BERJALAN KE DEPAN UNTUK MENCEGAH ORANG LEWAT 26. Boleh maju selangkah atau lebih untuk mencegah yang bukan mukallaf yang lewat di depannya seperti hewan atau anak kecil agar tidak lewat di depannya. HAL-HAL YANG MEMUTUSKAN SHALAT 27. Di antara fungsi pembatas dalam shalat adalah menjaga orang yang shalat menghadapnya dari kerusakan shalat disebabkan yang lewat di depannya, berbeda dengan yang tidak memakai pembatas, shalatnya bisa terputus bila lewat di depannya wanita dewasa, keledai, atau anjing hitam. 3. NIAT

28. Bagi yang akan shalat harus meniatkan shalat yang akan dilaksanakannya serta menentukan niat dengan hatinya, seperti fardhu zhuhur dan ashar, atau sunnat zhuhur dan ashar. Niat ini merupakan syarat atau rukun shalat. Adapun melafazhkan niat dengan lisan maka ini merupakan bid’ah, menyalahi sunnah, dan tidak ada seorangpun yang menfatwakan hal itu di antara para ulama yang ditokohkan oleh orang-orang yang suka taqlid (fanatik buta). 4. TAKBIR

29. Kemudian memulai shalat dengan membaca. “Allahu Akbar” (Artinya : Allah Maha Besar). Takbir ini merupakan rukun, berdasarkan sabda Nabi Shallallahu ‘alaihi wa sallam. “Artinya : Pembuka Shalat adalah bersuci, pengharamannya adalah takbir, sedangkan penghalalannya adalah salam”. 30. Tidak boleh mengeraskan suara saat takbir di semua shalat, kecuali jika menjadi imam.

31. Boleh bagi muadzin menyampaikan (memperdengarkan) takbir imam kepada jama’ah jika keadaan menghendaki, seperti jika imam sakit, suaranya lemah atau karena banyaknya orang yang shalat. 32. Ma’mum tidak boleh takbir kecuali jika imam telah selesai takbir. MENGANGKAT KEDUA TANGAN DAN CARA-CARANYA

33. Mengangkat kedua tangan, boleh bersamaan dengan takbir, atau sebelumnya, bahkan boleh sesudah takbir. Kesemuanya ini ada landasannya yang sah dalam sunnah Nabi Shallallahu ‘alaihi wa sallam. 34. Mengangkat tangan dengan jari-jari terbuka. 35. Mensejajarkan kedua telapak tangan dengan pundak/bahu, sewaktu-waktu mengangkat lebih tinggi lagi sampai sejajar dengan ujung telinga. MELETAKKAN KEDUA TANGAN DAN CARA-CARANYA 36. Kemudian meletakkan tangan kanan di atas tangan kiri sesudah takbir, ini merupakan sunnah (ajaran) para nabi-nabi Alaihimus Shallatu was sallam dan diperintahkan oleh Nabi Shallallahu ‘alaihi wa sallam kepada para sahabat beliau, sehingga tidak boleh menjulurkannya.
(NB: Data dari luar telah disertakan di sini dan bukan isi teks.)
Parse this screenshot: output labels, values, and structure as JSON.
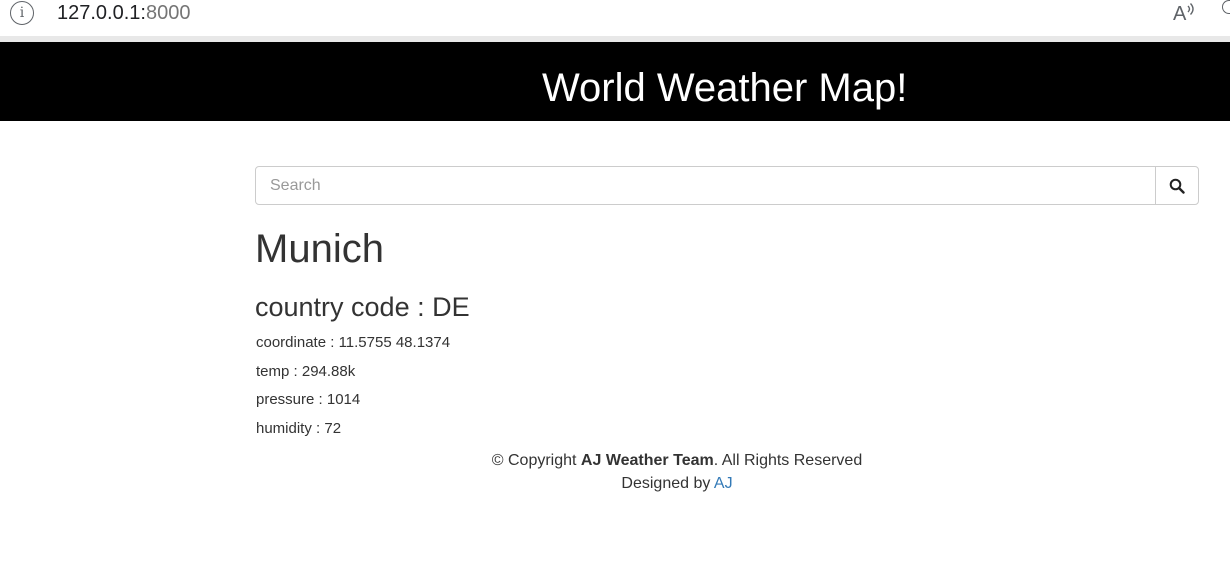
{
  "browser": {
    "url_host": "127.0.0.1:",
    "url_port": "8000",
    "read_aloud_label": "Aͅ"
  },
  "header": {
    "title": "World Weather Map!"
  },
  "search": {
    "placeholder": "Search",
    "value": ""
  },
  "weather": {
    "city": "Munich",
    "country_code_label": "country code : ",
    "country_code": "DE",
    "coordinate_label": "coordinate : ",
    "coordinate": "11.5755 48.1374",
    "temp_label": "temp : ",
    "temp": "294.88k",
    "pressure_label": "pressure : ",
    "pressure": "1014",
    "humidity_label": "humidity : ",
    "humidity": "72"
  },
  "footer": {
    "copyright_prefix": "© Copyright ",
    "team": "AJ Weather Team",
    "copyright_suffix": ". All Rights Reserved",
    "designed_by_label": "Designed by ",
    "designer_link": "AJ"
  },
  "colors": {
    "header_bg": "#000000",
    "header_text": "#ffffff",
    "link": "#337ab7",
    "text": "#333333"
  },
  "icons": {
    "info": "info-icon",
    "search": "search-icon",
    "read_aloud": "read-aloud-icon"
  }
}
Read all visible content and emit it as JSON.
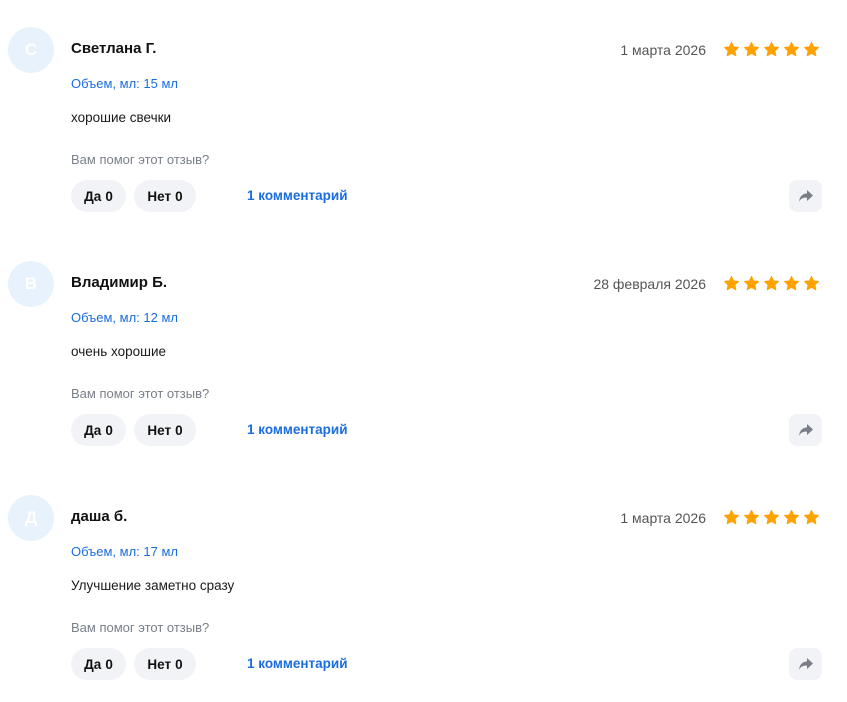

37. Meletakkan tangan kanan di atas punggung tangan kiri dan di atas pergelangan dan lengan. 38. Kadang-kadang menggenggam tangan kiri dengan tangan kanan. TEMPAT MELETAKKAN TANGAN

39. Keduanya diletakkan di atas dada saja. Lakilaki dan perempuan dalam hal tersebut sama. 40. Tidak meletakkan tangan kanan di atas pinggang. KHUSU’ DAN MELIHAT KE TEMPAT SUJUD 41. Hendaklah berlaku khusu’ dalam shalat dan menjauhi segala sesuatu yang dapat melalaikan dari khusu’ seperti perhiasan dan lukisan, janganlah shalat saat berhadapan dengan hidangan yang menarik, demikian juga saat menahan berak dan kencing. 42. Memandang ke tempat sujud saat berdiri. 43. Tidak menoleh ke kanan dan ke kiri, karena menoleh adalah curian yang dilakukan oleh syaitan dari shalat seorang hamba. 44. Tidak boleh mengarahkan pandangan ke langit (ke atas). DO’A ISTIFTAAH (PEMBUKAAN)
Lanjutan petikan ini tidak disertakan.